ECLI:NL:RBAMS:2013:BZ3523
Rechtbank Amsterdam
- Eerste aanleg - enkelvoudig
- Rechtspraak.nl
Vordering tot voortzetting huurovereenkomst na overlijden van de huurder
In deze zaak vordert een 52-jarige zoon de voortzetting van de huurovereenkomst na het overlijden van zijn 93-jarige moeder, die de contractuele huurder was. De procedure wordt gecompliceerd doordat de zoon tijdens de rechtsgang onder curatele wordt gesteld. De vordering wordt voortgezet tegen de curator, die optreedt namens de zoon. De curator stelt de vordering in tegen de beheerder van de woning, Keij en Stefels Beheer BV, in plaats van tegen de verhuurder zelf.
De kantonrechter heeft in een tussenvonnis van 9 oktober 2012 de procedure geschorst vanwege de onder curatele stelling van de zoon. Vervolgens heeft de curator de beheerder opgeroepen om de procedure voort te zetten. De zaak komt uiteindelijk voor vonnis op 12 februari 2013. De kantonrechter oordeelt dat de vordering niet ontvankelijk is, omdat deze niet tegen de juiste partij is ingesteld. De curator heeft de vordering ingesteld tegen de beheerder, terwijl de verhuurder, die de huurovereenkomst met de moeder heeft gesloten, niet in de procedure is betrokken.
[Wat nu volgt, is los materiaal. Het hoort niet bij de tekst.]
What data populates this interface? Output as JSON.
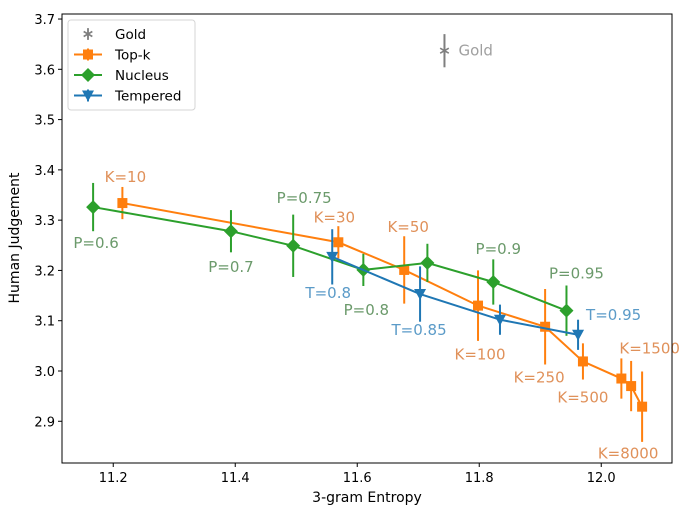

De kantonrechter concludeert dat de zoon, nu vertegenwoordigd door de curator, niet kan worden ontvangen in zijn vordering tegen de beheerder. Dit leidt tot een proceskostenveroordeling, waarbij de curator wordt veroordeeld in de kosten die aan de zijde van de beheerder zijn gemaakt. De proceskosten worden begroot op € 350,00 voor het salaris van de gemachtigde en € 76,17 voor explootkosten. De beslissing van de kantonrechter wordt uitvoerbaar bij voorraad verklaard, wat betekent dat de kosten onmiddellijk moeten worden betaald, ongeacht een eventueel hoger beroep.